For starters, SOX compliance does need improvement, because indicators of good SOX compliance are moving in the wrong direction. More companies are receiving poor marks for internal control over financial reporting (ICFR) from their audit firms, including large accelerated filers and accelerated filers — that is, companies that should have strong financial reporting systems in place. See Figure 1, below, taken from the KPMG webinar.
OK, that’s troubling. Then comes the next question of which internal control issues are driving that increase in poor ICFR. Figure 2, below, shows the top five ICFR issues for each of the last five years and how they’ve changed over time.
Figure 2 is a good chart to study because it raises several issues internal auditors and SOX compliance teams need to consider as you plan for your next SOX compliance audit.
For example, non-routine transactions fell from the top problem in 2018 (cited by 64 percent of filers) to fifth place in 2022 (cited by only 14 percent). But is that trend likely to continue this year? Non-routine transactions could include layoffs, debt restructuring, or related one-time charges that tend to happen in turbulent times — and last time I checked, 2023 has been mighty turbulent. We might well see a jump in adverse ICFR opinions next year due to non-routine transactions; is there anything in your company’s recent past that might put it on that list?
Disclosure Control Challenges
We could raise similar questions about poor disclosure controls. The number of filers citing trouble with disclosure controls went from 20 percent in 2018 to 40 percent in 2022. To a certain extent, that makes sense; we’ve seen the Securities and Exchange Commission fault numerous companies in recent years for poor disclosure of cyber, ESG, and other non-financial risks. For many companies these are new issues and your processes for collecting information about them might not be solid.
“You need to be looking at your disclosure controls,” Sue King, a partner at KPMG and head of its SOX practice, said on the webinar. “A lot of companies have found that they do have inconsistency in the methodologies they use, or that the metrics that they use don’t exactly tie” to the data the company includes in the 10-K filing.
Take something as supposedly simple as disclosing the ratio of male versus female employees. Do you report the average ratio across the whole year, or the ratio as of an exact date? Are you including part-time employees? What about contractors? What about non-binary employees? How do you assure that what you disclose in the 10-K mirrors whatever you might need to disclose to the Equal Employment Opportunity Commission?
As we move into a world of more non-financial reporting, an ability to solve questions like that — to develop reporting processes that anticipate them, really — will become crucial for successful SOX compliance.
“You need to broaden your perspective and be taking a look at the processes and controls around disclosure of some of that data,” King said.

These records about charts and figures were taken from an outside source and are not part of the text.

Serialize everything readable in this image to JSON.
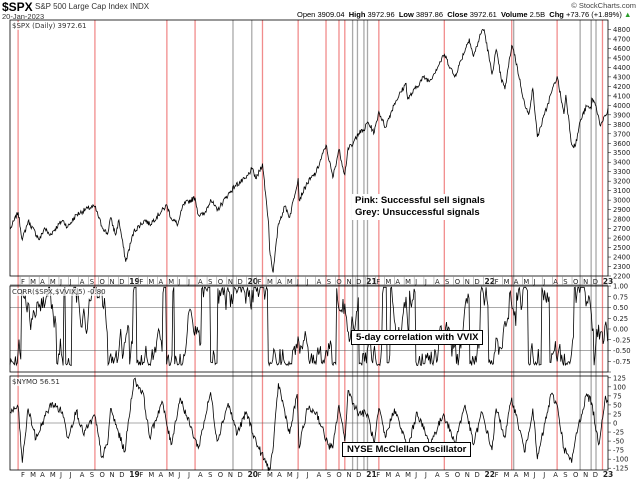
{
  "header": {
    "symbol": "$SPX",
    "name": "S&P 500 Large Cap Index INDX",
    "date": "20-Jan-2023",
    "open_label": "Open",
    "open": "3909.04",
    "high_label": "High",
    "high": "3972.96",
    "low_label": "Low",
    "low": "3897.86",
    "close_label": "Close",
    "close": "3972.61",
    "volume_label": "Volume",
    "volume": "2.5B",
    "chg_label": "Chg",
    "chg": "+73.76 (+1.89%)",
    "chg_arrow": "▲",
    "brand": "© StockCharts.com"
  },
  "panels": {
    "price_legend": "$SPX (Daily) 3972.61",
    "corr_legend": "CORR($SPX,$VVIX,5) -0.80",
    "nymo_legend": "$NYMO 56.51"
  },
  "annotations": {
    "pink_note": "Pink: Successful sell signals",
    "grey_note": "Grey: Unsuccessful signals",
    "corr_label": "5-day correlation with VVIX",
    "nymo_label": "NYSE McClellan Oscillator"
  },
  "colors": {
    "pink_signal": "#f08080",
    "grey_signal": "#a0a0a0",
    "line": "#000000",
    "grid": "#cccccc"
  },
  "chart_data": {
    "type": "line",
    "x_range": [
      "2018-01-01",
      "2023-01-20"
    ],
    "x_ticks": [
      {
        "label": "F",
        "date": "2018-02-01"
      },
      {
        "label": "M",
        "date": "2018-03-01"
      },
      {
        "label": "A",
        "date": "2018-04-01"
      },
      {
        "label": "M",
        "date": "2018-05-01"
      },
      {
        "label": "J",
        "date": "2018-06-01"
      },
      {
        "label": "J",
        "date": "2018-07-01"
      },
      {
        "label": "A",
        "date": "2018-08-01"
      },
      {
        "label": "S",
        "date": "2018-09-01"
      },
      {
        "label": "O",
        "date": "2018-10-01"
      },
      {
        "label": "N",
        "date": "2018-11-01"
      },
      {
        "label": "D",
        "date": "2018-12-01"
      },
      {
        "label": "19",
        "date": "2019-01-01",
        "bold": true
      },
      {
        "label": "F",
        "date": "2019-02-01"
      },
      {
        "label": "M",
        "date": "2019-03-01"
      },
      {
        "label": "A",
        "date": "2019-04-01"
      },
      {
        "label": "M",
        "date": "2019-05-01"
      },
      {
        "label": "J",
        "date": "2019-06-01"
      },
      {
        "label": "J",
        "date": "2019-07-01"
      },
      {
        "label": "A",
        "date": "2019-08-01"
      },
      {
        "label": "S",
        "date": "2019-09-01"
      },
      {
        "label": "O",
        "date": "2019-10-01"
      },
      {
        "label": "N",
        "date": "2019-11-01"
      },
      {
        "label": "D",
        "date": "2019-12-01"
      },
      {
        "label": "20",
        "date": "2020-01-01",
        "bold": true
      },
      {
        "label": "F",
        "date": "2020-02-01"
      },
      {
        "label": "M",
        "date": "2020-03-01"
      },
      {
        "label": "A",
        "date": "2020-04-01"
      },
      {
        "label": "M",
        "date": "2020-05-01"
      },
      {
        "label": "J",
        "date": "2020-06-01"
      },
      {
        "label": "J",
        "date": "2020-07-01"
      },
      {
        "label": "A",
        "date": "2020-08-01"
      },
      {
        "label": "S",
        "date": "2020-09-01"
      },
      {
        "label": "O",
        "date": "2020-10-01"
      },
      {
        "label": "N",
        "date": "2020-11-01"
      },
      {
        "label": "D",
        "date": "2020-12-01"
      },
      {
        "label": "21",
        "date": "2021-01-01",
        "bold": true
      },
      {
        "label": "F",
        "date": "2021-02-01"
      },
      {
        "label": "M",
        "date": "2021-03-01"
      },
      {
        "label": "A",
        "date": "2021-04-01"
      },
      {
        "label": "M",
        "date": "2021-05-01"
      },
      {
        "label": "J",
        "date": "2021-06-01"
      },
      {
        "label": "J",
        "date": "2021-07-01"
      },
      {
        "label": "A",
        "date": "2021-08-01"
      },
      {
        "label": "S",
        "date": "2021-09-01"
      },
      {
        "label": "O",
        "date": "2021-10-01"
      },
      {
        "label": "N",
        "date": "2021-11-01"
      },
      {
        "label": "D",
        "date": "2021-12-01"
      },
      {
        "label": "22",
        "date": "2022-01-01",
        "bold": true
      },
      {
        "label": "F",
        "date": "2022-02-01"
      },
      {
        "label": "M",
        "date": "2022-03-01"
      },
      {
        "label": "A",
        "date": "2022-04-01"
      },
      {
        "label": "M",
        "date": "2022-05-01"
      },
      {
        "label": "J",
        "date": "2022-06-01"
      },
      {
        "label": "J",
        "date": "2022-07-01"
      },
      {
        "label": "A",
        "date": "2022-08-01"
      },
      {
        "label": "S",
        "date": "2022-09-01"
      },
      {
        "label": "O",
        "date": "2022-10-01"
      },
      {
        "label": "N",
        "date": "2022-11-01"
      },
      {
        "label": "D",
        "date": "2022-12-01"
      },
      {
        "label": "23",
        "date": "2023-01-01",
        "bold": true
      }
    ],
    "signals": {
      "pink": [
        "2018-01-26",
        "2018-09-20",
        "2019-04-30",
        "2019-07-26",
        "2020-02-19",
        "2020-06-08",
        "2020-09-02",
        "2020-10-12",
        "2020-10-30",
        "2021-02-12",
        "2021-09-02",
        "2022-03-29",
        "2022-08-16",
        "2023-01-03"
      ],
      "grey": [
        "2019-11-20",
        "2020-01-17",
        "2020-11-23",
        "2020-12-08",
        "2020-12-28",
        "2021-01-08",
        "2022-04-04",
        "2022-10-26",
        "2022-11-29",
        "2022-12-14"
      ]
    },
    "panels": [
      {
        "name": "price",
        "series_name": "$SPX",
        "ylim": [
          2200,
          4900
        ],
        "yticks": [
          2200,
          2300,
          2400,
          2500,
          2600,
          2700,
          2800,
          2900,
          3000,
          3100,
          3200,
          3300,
          3400,
          3500,
          3600,
          3700,
          3800,
          3900,
          4000,
          4100,
          4200,
          4300,
          4400,
          4500,
          4600,
          4700,
          4800
        ],
        "points": [
          [
            "2018-01-02",
            2695
          ],
          [
            "2018-01-26",
            2873
          ],
          [
            "2018-02-08",
            2581
          ],
          [
            "2018-02-26",
            2780
          ],
          [
            "2018-04-02",
            2582
          ],
          [
            "2018-04-18",
            2708
          ],
          [
            "2018-05-03",
            2629
          ],
          [
            "2018-06-12",
            2787
          ],
          [
            "2018-06-28",
            2716
          ],
          [
            "2018-07-25",
            2846
          ],
          [
            "2018-08-29",
            2914
          ],
          [
            "2018-09-20",
            2931
          ],
          [
            "2018-10-11",
            2728
          ],
          [
            "2018-10-29",
            2641
          ],
          [
            "2018-11-07",
            2814
          ],
          [
            "2018-11-23",
            2633
          ],
          [
            "2018-12-03",
            2790
          ],
          [
            "2018-12-24",
            2351
          ],
          [
            "2019-01-18",
            2670
          ],
          [
            "2019-02-22",
            2792
          ],
          [
            "2019-03-08",
            2743
          ],
          [
            "2019-04-30",
            2946
          ],
          [
            "2019-05-13",
            2812
          ],
          [
            "2019-06-03",
            2744
          ],
          [
            "2019-06-20",
            2954
          ],
          [
            "2019-07-26",
            3026
          ],
          [
            "2019-08-05",
            2845
          ],
          [
            "2019-08-23",
            2847
          ],
          [
            "2019-09-12",
            3009
          ],
          [
            "2019-10-02",
            2888
          ],
          [
            "2019-10-31",
            3038
          ],
          [
            "2019-11-27",
            3154
          ],
          [
            "2019-12-31",
            3231
          ],
          [
            "2020-01-17",
            3330
          ],
          [
            "2020-01-31",
            3226
          ],
          [
            "2020-02-19",
            3386
          ],
          [
            "2020-03-09",
            2747
          ],
          [
            "2020-03-12",
            2481
          ],
          [
            "2020-03-23",
            2237
          ],
          [
            "2020-04-08",
            2750
          ],
          [
            "2020-04-29",
            2940
          ],
          [
            "2020-05-13",
            2820
          ],
          [
            "2020-06-08",
            3232
          ],
          [
            "2020-06-11",
            3002
          ],
          [
            "2020-07-06",
            3180
          ],
          [
            "2020-08-03",
            3295
          ],
          [
            "2020-09-02",
            3580
          ],
          [
            "2020-09-23",
            3237
          ],
          [
            "2020-10-12",
            3535
          ],
          [
            "2020-10-30",
            3270
          ],
          [
            "2020-11-09",
            3550
          ],
          [
            "2020-11-23",
            3577
          ],
          [
            "2020-12-08",
            3702
          ],
          [
            "2020-12-28",
            3735
          ],
          [
            "2021-01-08",
            3824
          ],
          [
            "2021-01-29",
            3714
          ],
          [
            "2021-02-12",
            3934
          ],
          [
            "2021-03-04",
            3768
          ],
          [
            "2021-04-01",
            4020
          ],
          [
            "2021-05-07",
            4232
          ],
          [
            "2021-05-12",
            4063
          ],
          [
            "2021-06-30",
            4297
          ],
          [
            "2021-07-19",
            4258
          ],
          [
            "2021-08-31",
            4522
          ],
          [
            "2021-09-02",
            4537
          ],
          [
            "2021-10-04",
            4300
          ],
          [
            "2021-11-18",
            4704
          ],
          [
            "2021-12-01",
            4513
          ],
          [
            "2021-12-27",
            4791
          ],
          [
            "2022-01-03",
            4796
          ],
          [
            "2022-01-27",
            4326
          ],
          [
            "2022-02-09",
            4587
          ],
          [
            "2022-02-24",
            4288
          ],
          [
            "2022-03-08",
            4170
          ],
          [
            "2022-03-29",
            4631
          ],
          [
            "2022-04-04",
            4582
          ],
          [
            "2022-05-09",
            3991
          ],
          [
            "2022-05-20",
            3901
          ],
          [
            "2022-06-02",
            4176
          ],
          [
            "2022-06-16",
            3666
          ],
          [
            "2022-07-08",
            3899
          ],
          [
            "2022-07-29",
            4130
          ],
          [
            "2022-08-16",
            4305
          ],
          [
            "2022-09-06",
            3909
          ],
          [
            "2022-09-12",
            4110
          ],
          [
            "2022-09-30",
            3585
          ],
          [
            "2022-10-12",
            3577
          ],
          [
            "2022-10-26",
            3830
          ],
          [
            "2022-11-15",
            3991
          ],
          [
            "2022-11-29",
            3958
          ],
          [
            "2022-12-01",
            4076
          ],
          [
            "2022-12-14",
            3996
          ],
          [
            "2022-12-28",
            3783
          ],
          [
            "2023-01-03",
            3824
          ],
          [
            "2023-01-18",
            3928
          ],
          [
            "2023-01-20",
            3973
          ]
        ]
      },
      {
        "name": "corr",
        "series_name": "CORR($SPX,$VVIX,5)",
        "ylim": [
          -1.0,
          1.0
        ],
        "yticks": [
          -1.0,
          -0.75,
          -0.5,
          -0.25,
          0.0,
          0.25,
          0.5,
          0.75,
          1.0
        ],
        "ytick_labels": [
          "",
          "-0.75",
          "-0.50",
          "-0.25",
          "0.00",
          "0.25",
          "0.50",
          "0.75",
          "1.00"
        ],
        "hlines": [
          0.5,
          -0.5
        ],
        "last": -0.8,
        "oscillation": {
          "typical_low": -0.85,
          "typical_high": 0.45,
          "peak_high": 0.97
        }
      },
      {
        "name": "nymo",
        "series_name": "$NYMO",
        "ylim": [
          -130,
          130
        ],
        "yticks": [
          -125,
          -100,
          -75,
          -50,
          -25,
          0,
          25,
          50,
          75,
          100,
          125
        ],
        "hlines": [
          0
        ],
        "last": 56.51,
        "points": [
          [
            "2018-01-02",
            30
          ],
          [
            "2018-01-26",
            45
          ],
          [
            "2018-02-08",
            -110
          ],
          [
            "2018-02-26",
            40
          ],
          [
            "2018-03-22",
            -45
          ],
          [
            "2018-04-20",
            20
          ],
          [
            "2018-05-10",
            55
          ],
          [
            "2018-06-12",
            30
          ],
          [
            "2018-06-28",
            -40
          ],
          [
            "2018-07-25",
            35
          ],
          [
            "2018-08-15",
            -30
          ],
          [
            "2018-09-20",
            20
          ],
          [
            "2018-10-11",
            -95
          ],
          [
            "2018-10-29",
            -60
          ],
          [
            "2018-11-07",
            40
          ],
          [
            "2018-12-21",
            -80
          ],
          [
            "2019-01-18",
            120
          ],
          [
            "2019-02-15",
            85
          ],
          [
            "2019-03-08",
            -40
          ],
          [
            "2019-04-15",
            60
          ],
          [
            "2019-05-13",
            -60
          ],
          [
            "2019-06-10",
            70
          ],
          [
            "2019-08-05",
            -70
          ],
          [
            "2019-09-12",
            85
          ],
          [
            "2019-10-02",
            -50
          ],
          [
            "2019-11-05",
            55
          ],
          [
            "2019-12-03",
            -30
          ],
          [
            "2019-12-31",
            30
          ],
          [
            "2020-01-31",
            -55
          ],
          [
            "2020-02-24",
            -100
          ],
          [
            "2020-03-12",
            -130
          ],
          [
            "2020-03-24",
            -60
          ],
          [
            "2020-04-08",
            110
          ],
          [
            "2020-05-13",
            -30
          ],
          [
            "2020-06-05",
            80
          ],
          [
            "2020-06-11",
            -70
          ],
          [
            "2020-07-06",
            40
          ],
          [
            "2020-08-03",
            30
          ],
          [
            "2020-09-08",
            -60
          ],
          [
            "2020-09-23",
            -70
          ],
          [
            "2020-10-12",
            50
          ],
          [
            "2020-10-30",
            -50
          ],
          [
            "2020-11-09",
            90
          ],
          [
            "2020-12-08",
            30
          ],
          [
            "2021-01-08",
            25
          ],
          [
            "2021-01-29",
            -60
          ],
          [
            "2021-02-12",
            40
          ],
          [
            "2021-03-04",
            -40
          ],
          [
            "2021-04-01",
            40
          ],
          [
            "2021-05-12",
            -70
          ],
          [
            "2021-06-10",
            30
          ],
          [
            "2021-07-19",
            -60
          ],
          [
            "2021-08-31",
            25
          ],
          [
            "2021-10-04",
            -55
          ],
          [
            "2021-11-05",
            50
          ],
          [
            "2021-12-01",
            -60
          ],
          [
            "2021-12-27",
            30
          ],
          [
            "2022-01-27",
            -75
          ],
          [
            "2022-02-09",
            40
          ],
          [
            "2022-03-08",
            -40
          ],
          [
            "2022-03-29",
            70
          ],
          [
            "2022-05-09",
            -80
          ],
          [
            "2022-06-02",
            40
          ],
          [
            "2022-06-16",
            -100
          ],
          [
            "2022-07-29",
            80
          ],
          [
            "2022-08-16",
            50
          ],
          [
            "2022-09-06",
            -70
          ],
          [
            "2022-09-30",
            -110
          ],
          [
            "2022-10-12",
            -40
          ],
          [
            "2022-11-15",
            80
          ],
          [
            "2022-12-01",
            55
          ],
          [
            "2022-12-22",
            -60
          ],
          [
            "2023-01-12",
            75
          ],
          [
            "2023-01-20",
            57
          ]
        ]
      }
    ]
  }
}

Given the new SEC reporting obligations coming as soon as next year, such as expanded disclosure of cybersecurity risks, her point is well taken.
The Big SOX Compliance Issue: IT
The primary theme in the webinar, however, was the importance of IT risk management to successful SOX compliance.
Go back to Figure 2, above. Notice how IT issues have become much more prevalent in the last five years, cited in 39 percent of adverse ICFR opinions in 2018 to cited in 55 percent today. That shouldn’t be a surprise. Companies have embraced digital transformation and cloud-based technology services over the last five years. From operational and financial perspectives, that’s great — but digital transformation puts your internal controls through the wringer, too.
For example, changes in your IT infrastructure will often lead to new workflows. That could threaten the completeness and accuracy of the data you use for financial reporting. You might, say, have a new general ledger system that hives off old journal entries into a separate archive. If you don’t know that about the ledger, you might end up working with incomplete data.
“You really have to understand how that data is flowing so that you can get your arms around completeness and accuracy,” King said.
Digital transformation also drives up the importance of IT general controls, and especially change management controls: the controls that govern who can make a change to your IT system, and how.
Think of it this way. Once you transform a business process from the manual to the digital, it will remain a digital process forever. That means the process itself will be “more transformable” in the future, because all you need to do is implement more software. And implementation itself gets easier all the time, especially with advances like generative AI that can write new code instantly.
So how do you control a process so digitally fluid? What change management controls will work in that environment? What management reviews, multi-factor authentication protocols, and other measures will you need?
I don’t know, but I know that answering those questions correctly will become much more important in the future.
Indeed, King said digital transformation will even change the skills a good SOX compliance professional will need. “It needs to be somebody who understands the business process, but also someone who understands IT and can really get into understanding the data flows,” she said.
I agree 100 percent. The SOX compliance season that starts up in January should be quite something.